In Spain, prices rose 10.2 percent in June on an annual basis, the highest rate since 1985. The 8.0-percent rate recorded for Italy in June was its highest since 1986.

Gasoline and diesel prices are displayed near a gas station in Rome, Italy, June 23, 2022.(Photo by Alberto Lingria/Xinhua)

Other indicators were similarly varied: eurozone unemployment levels in the latest reporting period ranged from 2.8 percent in Germany to 13.1 percent in Spain. Economic growth estimates for this year in the euro area varied from just 1.0 percent in Estonia to 5.8 percent in Portugal.

"The biggest problem facing the eurozone economies right now is uncertainty," Giuseppe De Arcangelis, a professor of international economics at Rome's La Sapienza University, told Xinhua.

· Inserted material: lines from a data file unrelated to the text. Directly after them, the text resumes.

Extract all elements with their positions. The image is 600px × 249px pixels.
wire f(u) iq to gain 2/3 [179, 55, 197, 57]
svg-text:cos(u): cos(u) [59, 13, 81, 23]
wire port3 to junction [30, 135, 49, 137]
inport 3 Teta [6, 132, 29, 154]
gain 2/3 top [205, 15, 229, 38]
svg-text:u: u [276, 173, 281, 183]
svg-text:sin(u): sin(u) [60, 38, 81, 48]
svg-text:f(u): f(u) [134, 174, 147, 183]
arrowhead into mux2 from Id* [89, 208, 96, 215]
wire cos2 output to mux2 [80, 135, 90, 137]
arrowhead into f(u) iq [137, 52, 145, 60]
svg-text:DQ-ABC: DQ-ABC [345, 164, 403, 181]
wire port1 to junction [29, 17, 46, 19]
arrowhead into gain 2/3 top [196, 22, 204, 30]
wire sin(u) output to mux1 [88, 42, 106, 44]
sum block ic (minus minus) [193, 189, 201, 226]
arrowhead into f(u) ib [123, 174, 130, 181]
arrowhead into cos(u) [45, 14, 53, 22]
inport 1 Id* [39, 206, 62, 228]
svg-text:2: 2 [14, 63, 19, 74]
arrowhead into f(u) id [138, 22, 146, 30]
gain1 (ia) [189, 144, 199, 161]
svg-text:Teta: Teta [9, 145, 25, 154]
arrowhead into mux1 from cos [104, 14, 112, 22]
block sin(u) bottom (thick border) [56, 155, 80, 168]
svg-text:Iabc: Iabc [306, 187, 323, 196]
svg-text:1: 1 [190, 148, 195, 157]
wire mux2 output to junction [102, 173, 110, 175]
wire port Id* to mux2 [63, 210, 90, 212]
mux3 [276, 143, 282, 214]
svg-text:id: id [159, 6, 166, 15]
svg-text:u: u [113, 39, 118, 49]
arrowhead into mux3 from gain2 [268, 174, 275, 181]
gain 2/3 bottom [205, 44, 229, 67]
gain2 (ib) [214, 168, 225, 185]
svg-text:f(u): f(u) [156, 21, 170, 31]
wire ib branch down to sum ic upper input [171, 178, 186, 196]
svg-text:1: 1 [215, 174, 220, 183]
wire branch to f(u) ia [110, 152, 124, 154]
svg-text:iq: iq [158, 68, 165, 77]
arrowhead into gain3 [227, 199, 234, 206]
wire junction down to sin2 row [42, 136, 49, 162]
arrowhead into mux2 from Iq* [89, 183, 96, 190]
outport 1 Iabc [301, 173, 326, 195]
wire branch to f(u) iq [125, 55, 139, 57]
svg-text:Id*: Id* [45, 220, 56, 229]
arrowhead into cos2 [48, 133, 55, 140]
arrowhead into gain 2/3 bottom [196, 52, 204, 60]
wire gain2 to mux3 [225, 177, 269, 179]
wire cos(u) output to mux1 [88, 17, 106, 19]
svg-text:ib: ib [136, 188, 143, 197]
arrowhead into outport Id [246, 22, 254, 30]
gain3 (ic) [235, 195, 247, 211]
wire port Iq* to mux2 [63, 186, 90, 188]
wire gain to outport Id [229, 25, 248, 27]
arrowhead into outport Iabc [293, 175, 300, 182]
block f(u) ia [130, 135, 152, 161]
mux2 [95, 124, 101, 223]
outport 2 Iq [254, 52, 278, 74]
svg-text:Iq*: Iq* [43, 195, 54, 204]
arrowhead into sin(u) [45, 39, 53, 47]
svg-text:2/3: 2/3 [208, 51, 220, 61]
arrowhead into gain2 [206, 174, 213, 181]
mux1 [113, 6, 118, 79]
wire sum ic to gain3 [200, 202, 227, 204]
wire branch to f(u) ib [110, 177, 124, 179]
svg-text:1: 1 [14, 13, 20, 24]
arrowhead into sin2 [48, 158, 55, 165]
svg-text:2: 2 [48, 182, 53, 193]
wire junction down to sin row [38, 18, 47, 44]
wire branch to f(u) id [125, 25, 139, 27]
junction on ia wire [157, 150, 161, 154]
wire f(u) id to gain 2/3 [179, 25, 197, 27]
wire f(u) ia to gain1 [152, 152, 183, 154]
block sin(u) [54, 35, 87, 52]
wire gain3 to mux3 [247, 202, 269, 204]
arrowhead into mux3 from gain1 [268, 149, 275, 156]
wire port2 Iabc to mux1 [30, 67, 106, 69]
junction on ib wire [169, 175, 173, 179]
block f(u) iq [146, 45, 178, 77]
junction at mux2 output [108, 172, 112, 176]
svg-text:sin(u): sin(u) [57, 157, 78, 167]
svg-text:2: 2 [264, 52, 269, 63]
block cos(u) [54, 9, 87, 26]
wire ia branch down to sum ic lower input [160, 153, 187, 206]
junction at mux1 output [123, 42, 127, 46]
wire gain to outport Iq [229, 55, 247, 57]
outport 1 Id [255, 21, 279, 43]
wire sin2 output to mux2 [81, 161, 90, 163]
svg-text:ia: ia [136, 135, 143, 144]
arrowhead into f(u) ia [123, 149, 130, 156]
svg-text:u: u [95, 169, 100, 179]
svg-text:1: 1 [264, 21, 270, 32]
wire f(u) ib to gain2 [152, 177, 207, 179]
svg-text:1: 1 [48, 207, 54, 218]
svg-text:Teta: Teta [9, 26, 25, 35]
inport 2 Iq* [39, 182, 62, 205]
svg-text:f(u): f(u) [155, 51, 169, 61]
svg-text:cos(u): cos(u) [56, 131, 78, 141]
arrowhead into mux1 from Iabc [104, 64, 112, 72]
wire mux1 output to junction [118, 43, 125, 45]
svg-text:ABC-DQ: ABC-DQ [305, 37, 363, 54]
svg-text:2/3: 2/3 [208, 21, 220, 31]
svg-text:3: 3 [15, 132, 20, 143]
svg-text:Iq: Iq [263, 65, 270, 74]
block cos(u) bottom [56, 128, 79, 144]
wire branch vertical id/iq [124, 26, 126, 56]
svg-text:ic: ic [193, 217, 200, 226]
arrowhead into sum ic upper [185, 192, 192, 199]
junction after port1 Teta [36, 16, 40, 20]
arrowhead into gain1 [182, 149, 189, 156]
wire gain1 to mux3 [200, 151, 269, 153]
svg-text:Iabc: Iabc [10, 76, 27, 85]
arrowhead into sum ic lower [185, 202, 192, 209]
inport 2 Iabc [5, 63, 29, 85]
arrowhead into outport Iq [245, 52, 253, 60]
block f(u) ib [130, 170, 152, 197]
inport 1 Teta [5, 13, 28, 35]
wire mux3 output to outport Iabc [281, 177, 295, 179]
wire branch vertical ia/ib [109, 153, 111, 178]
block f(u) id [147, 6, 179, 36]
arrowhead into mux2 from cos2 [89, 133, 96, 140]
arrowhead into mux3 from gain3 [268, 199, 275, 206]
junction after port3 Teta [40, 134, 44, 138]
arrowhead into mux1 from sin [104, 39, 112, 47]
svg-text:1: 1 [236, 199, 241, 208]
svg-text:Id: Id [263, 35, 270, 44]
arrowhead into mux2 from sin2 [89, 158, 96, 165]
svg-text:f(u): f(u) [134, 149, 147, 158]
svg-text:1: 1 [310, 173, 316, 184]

De Arcangelis was referring to price increases and other impacts stemming from the Ukraine crisis, as well as monetary policy from the ECB, which has said it will raise interest rates this month for the first time since 2011 in an attempt to reduce inflationary pressure by reducing the supply of euros.

"There's only so much the ECB can do, since we are suffering from a negative supply shock and a demand shock at the same time," De Arcangelis said. "But they seem to be willing to reduce inflation even at the cost of economic growth."

Those concerns represent an abrupt about-face for eurozone policy makers who in the past were concerned with ways to stoke inflation by sparking higher demand among European consumers. Now the role is reversed.

The ECB also said it would at least temporarily end its support for government bonds this month, another move that is sending reverberations through financial markets.

European Central Bank (ECB) President Christine Lagarde attends a session of the World Economic Forum (WEF) Annual Meeting 2022 in Davos, Switzerland, May 25, 2022. (Xinhua/Zheng Huansong)

According to media reports, the immediate impact has been a strengthening of demand for bonds from the eurozone's strongest economies like Germany and the Netherlands, and higher interest rates for the most indebted countries from southern Europe, including Italy, Greece, and Spain.

With different economies responding to events in different ways, it increased the challenge for the ECB as it seeks the best overall policy strategy for the 19 eurozone countries.

"Monetary policy is at a difficult juncture," ECB President Christine Lagarde said earlier this week at the bank's annual forum in Portugal, a statement that surprised few observers.